The Rust ecosystem is vulnerable to the exact same kind of attack: one could imagine a malicious developer taking over, say, Itertools or some other popular crate through social engineering, and using to to attack Servo users, for instance.
I believe that there are several ways to mitigate such attacks, at several levels, and I would like to suggest a purely-technical security approach, based on permissions.
Permissions
I would like to add the ability to tag crates by what they can do, and have cargo (or perhaps crates.io?) verify these tags when updating dependencies.
For instance, let us assume that we can differentiate the following crates by static analysis:
- crates that could perform I/O (including any crate that contains
unsafe code, or crates that depend on crates that could perform I/O);
- crates that never perform I/O.
(I know that we would need to special-case things such as logging or build-time I/O, but please bear with me for the moment)
A crate InMemory that never performs any I/O is declared in Cargo.toml
[package]
...
permissions = []
If we write a crate that depends from InMemory, when cargo build builds a version of InMemory for the first time, it runs static analysis to ensure that neither InMemory nor its dependencies feature unsafe code or call into std::fs or std::process.
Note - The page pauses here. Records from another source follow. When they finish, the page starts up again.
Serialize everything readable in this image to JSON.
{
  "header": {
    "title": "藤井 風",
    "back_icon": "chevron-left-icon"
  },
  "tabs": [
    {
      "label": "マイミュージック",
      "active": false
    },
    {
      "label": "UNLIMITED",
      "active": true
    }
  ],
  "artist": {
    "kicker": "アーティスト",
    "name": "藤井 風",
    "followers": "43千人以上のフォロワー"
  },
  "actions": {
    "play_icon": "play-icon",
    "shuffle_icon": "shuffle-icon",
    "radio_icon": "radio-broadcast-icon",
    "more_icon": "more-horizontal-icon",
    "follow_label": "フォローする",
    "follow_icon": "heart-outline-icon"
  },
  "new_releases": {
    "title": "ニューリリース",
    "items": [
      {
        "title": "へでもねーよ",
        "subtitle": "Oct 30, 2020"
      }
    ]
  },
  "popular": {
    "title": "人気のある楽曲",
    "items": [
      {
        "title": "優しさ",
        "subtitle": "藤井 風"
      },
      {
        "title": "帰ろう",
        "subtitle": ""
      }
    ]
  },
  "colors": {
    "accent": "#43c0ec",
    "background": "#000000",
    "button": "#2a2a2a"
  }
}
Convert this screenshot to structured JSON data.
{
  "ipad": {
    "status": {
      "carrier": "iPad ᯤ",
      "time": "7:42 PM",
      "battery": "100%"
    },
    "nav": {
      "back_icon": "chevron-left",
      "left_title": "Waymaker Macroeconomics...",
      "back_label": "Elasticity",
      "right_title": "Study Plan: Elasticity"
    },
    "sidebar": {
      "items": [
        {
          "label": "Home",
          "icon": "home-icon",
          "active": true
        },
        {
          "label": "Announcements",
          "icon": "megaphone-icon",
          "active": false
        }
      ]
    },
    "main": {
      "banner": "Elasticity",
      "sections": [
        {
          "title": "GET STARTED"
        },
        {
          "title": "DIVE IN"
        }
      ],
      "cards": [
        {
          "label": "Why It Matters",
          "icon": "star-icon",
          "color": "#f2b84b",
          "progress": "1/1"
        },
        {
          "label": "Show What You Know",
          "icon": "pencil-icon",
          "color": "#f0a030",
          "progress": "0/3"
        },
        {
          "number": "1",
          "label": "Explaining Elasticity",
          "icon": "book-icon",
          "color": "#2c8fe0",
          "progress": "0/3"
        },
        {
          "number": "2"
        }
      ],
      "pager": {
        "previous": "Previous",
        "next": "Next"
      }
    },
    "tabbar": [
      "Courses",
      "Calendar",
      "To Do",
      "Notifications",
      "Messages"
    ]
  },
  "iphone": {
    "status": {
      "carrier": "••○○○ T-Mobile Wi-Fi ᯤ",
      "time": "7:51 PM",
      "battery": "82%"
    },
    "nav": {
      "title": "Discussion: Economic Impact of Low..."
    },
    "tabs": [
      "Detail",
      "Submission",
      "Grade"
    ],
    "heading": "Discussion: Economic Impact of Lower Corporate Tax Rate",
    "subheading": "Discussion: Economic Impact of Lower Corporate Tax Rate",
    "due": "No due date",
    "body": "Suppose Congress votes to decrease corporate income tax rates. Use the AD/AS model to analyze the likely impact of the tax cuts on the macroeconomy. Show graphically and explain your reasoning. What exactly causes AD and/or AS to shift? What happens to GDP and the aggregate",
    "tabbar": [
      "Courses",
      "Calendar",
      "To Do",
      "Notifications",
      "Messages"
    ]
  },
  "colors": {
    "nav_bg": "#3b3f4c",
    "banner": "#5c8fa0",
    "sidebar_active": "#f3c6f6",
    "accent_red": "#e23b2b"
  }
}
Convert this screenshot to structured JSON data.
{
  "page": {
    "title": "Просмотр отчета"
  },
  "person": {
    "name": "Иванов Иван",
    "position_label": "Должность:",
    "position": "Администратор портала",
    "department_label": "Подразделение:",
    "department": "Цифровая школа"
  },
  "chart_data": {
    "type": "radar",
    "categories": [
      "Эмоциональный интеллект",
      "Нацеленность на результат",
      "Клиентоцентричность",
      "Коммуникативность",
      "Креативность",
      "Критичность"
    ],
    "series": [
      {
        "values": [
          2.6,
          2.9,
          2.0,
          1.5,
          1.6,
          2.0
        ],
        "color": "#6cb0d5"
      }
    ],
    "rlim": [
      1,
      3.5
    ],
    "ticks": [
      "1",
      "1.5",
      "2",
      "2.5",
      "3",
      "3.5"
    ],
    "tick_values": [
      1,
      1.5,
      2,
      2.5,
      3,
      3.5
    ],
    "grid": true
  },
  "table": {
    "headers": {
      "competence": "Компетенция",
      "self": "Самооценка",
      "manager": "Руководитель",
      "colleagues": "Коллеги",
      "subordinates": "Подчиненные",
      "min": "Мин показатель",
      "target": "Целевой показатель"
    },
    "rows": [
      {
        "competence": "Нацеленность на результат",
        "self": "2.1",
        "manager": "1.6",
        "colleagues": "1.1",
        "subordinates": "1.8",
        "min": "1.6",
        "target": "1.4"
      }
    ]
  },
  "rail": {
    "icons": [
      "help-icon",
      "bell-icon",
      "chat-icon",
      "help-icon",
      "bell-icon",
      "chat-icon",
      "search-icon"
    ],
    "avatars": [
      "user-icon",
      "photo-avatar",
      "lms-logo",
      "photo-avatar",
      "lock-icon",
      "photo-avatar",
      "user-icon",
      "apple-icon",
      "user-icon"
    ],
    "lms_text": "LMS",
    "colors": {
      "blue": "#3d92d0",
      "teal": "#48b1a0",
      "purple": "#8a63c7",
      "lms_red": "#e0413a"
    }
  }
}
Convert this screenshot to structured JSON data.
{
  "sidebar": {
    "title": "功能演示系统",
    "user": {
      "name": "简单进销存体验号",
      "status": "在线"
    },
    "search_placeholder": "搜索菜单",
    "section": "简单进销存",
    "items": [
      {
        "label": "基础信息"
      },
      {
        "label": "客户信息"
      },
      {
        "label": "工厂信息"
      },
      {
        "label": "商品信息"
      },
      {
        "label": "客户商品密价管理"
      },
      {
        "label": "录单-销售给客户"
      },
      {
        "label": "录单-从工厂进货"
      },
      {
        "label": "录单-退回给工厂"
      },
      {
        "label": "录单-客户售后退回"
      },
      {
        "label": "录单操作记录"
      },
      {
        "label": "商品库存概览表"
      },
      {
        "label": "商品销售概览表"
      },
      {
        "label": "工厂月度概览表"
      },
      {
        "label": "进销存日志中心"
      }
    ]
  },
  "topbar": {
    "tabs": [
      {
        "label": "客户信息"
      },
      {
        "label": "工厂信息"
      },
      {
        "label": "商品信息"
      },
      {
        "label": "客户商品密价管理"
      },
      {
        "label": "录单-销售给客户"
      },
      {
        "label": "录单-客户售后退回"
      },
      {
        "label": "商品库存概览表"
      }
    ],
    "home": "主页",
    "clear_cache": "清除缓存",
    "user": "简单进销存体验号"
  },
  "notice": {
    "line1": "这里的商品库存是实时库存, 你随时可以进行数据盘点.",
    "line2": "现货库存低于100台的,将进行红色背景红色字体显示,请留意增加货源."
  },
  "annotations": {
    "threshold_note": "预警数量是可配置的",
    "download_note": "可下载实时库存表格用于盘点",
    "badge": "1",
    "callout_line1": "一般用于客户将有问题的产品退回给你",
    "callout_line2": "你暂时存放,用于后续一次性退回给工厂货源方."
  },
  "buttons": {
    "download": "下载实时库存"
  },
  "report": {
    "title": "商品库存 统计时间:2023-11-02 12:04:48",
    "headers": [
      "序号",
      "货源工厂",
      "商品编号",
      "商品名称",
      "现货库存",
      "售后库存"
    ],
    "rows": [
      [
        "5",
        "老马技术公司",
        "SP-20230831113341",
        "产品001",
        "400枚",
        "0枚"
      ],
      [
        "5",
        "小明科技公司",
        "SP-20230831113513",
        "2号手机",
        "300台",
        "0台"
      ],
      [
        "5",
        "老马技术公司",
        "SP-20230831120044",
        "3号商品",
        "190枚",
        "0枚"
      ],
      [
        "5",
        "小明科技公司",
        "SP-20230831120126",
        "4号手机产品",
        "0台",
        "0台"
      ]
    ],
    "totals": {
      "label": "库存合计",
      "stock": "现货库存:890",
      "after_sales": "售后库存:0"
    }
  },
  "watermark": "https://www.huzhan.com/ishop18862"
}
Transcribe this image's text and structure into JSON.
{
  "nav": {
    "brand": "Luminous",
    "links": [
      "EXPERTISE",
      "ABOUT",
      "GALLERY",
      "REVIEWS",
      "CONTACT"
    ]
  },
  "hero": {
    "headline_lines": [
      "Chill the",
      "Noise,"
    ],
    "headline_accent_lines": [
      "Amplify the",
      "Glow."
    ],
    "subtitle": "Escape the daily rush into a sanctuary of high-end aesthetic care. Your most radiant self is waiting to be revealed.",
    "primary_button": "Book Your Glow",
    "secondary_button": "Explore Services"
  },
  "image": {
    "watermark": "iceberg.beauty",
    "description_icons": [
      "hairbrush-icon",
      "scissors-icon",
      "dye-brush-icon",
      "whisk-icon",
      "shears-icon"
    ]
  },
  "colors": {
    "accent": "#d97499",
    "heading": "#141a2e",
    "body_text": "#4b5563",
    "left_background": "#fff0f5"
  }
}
If this invariant is violated, compilation fails.
Conversely, a crate OnDisk which does perform I/O is declared in Cargo.toml
[package]
...
permissions = ["io"]
We do not need to check anything for this crate, but using it taints its dependents.
We now develop a crate MyCrate that depends on InMemory and OnDisk:
[package]
permissions = ["io"] # Since we depend on a package that requires io
[dependencies]
ondisk = { version = "*", permissions = ["io"] }
inmemory = { version = "*", permissions = [] }
What we gain
If the static analysis is sound, we have safely decoupled code that can perform I/O for code that can’t. In practice, this provides a form of (minimal) crate-level type system.
In particular, if inmemory is every updated to a version that performs I/O, the developer of mycrate will find out about this as mycrate will stop building due to a now invalid dependency to inmemory.
Limitations
This is by no mean a complete solution to malicious code. However, I believe that it would already mitigate all the simple cases.
The example above uses I/O as a permission. It is, of course, possible to think of other permissions.
We probably want to allow some specific releases of some crates to drop some permissions (e.g. log performs console I/O, which sounds fair enough) after passing some kind of audit. To be discussed.
Precedents
About 20 years ago, the MMM web browser used this mechanism to guarantee that OCaml extensions could do no harm (for some definition of harm). I have not heard of any problem caused by this policy, although I admit I haven’t attempted to follow this closely.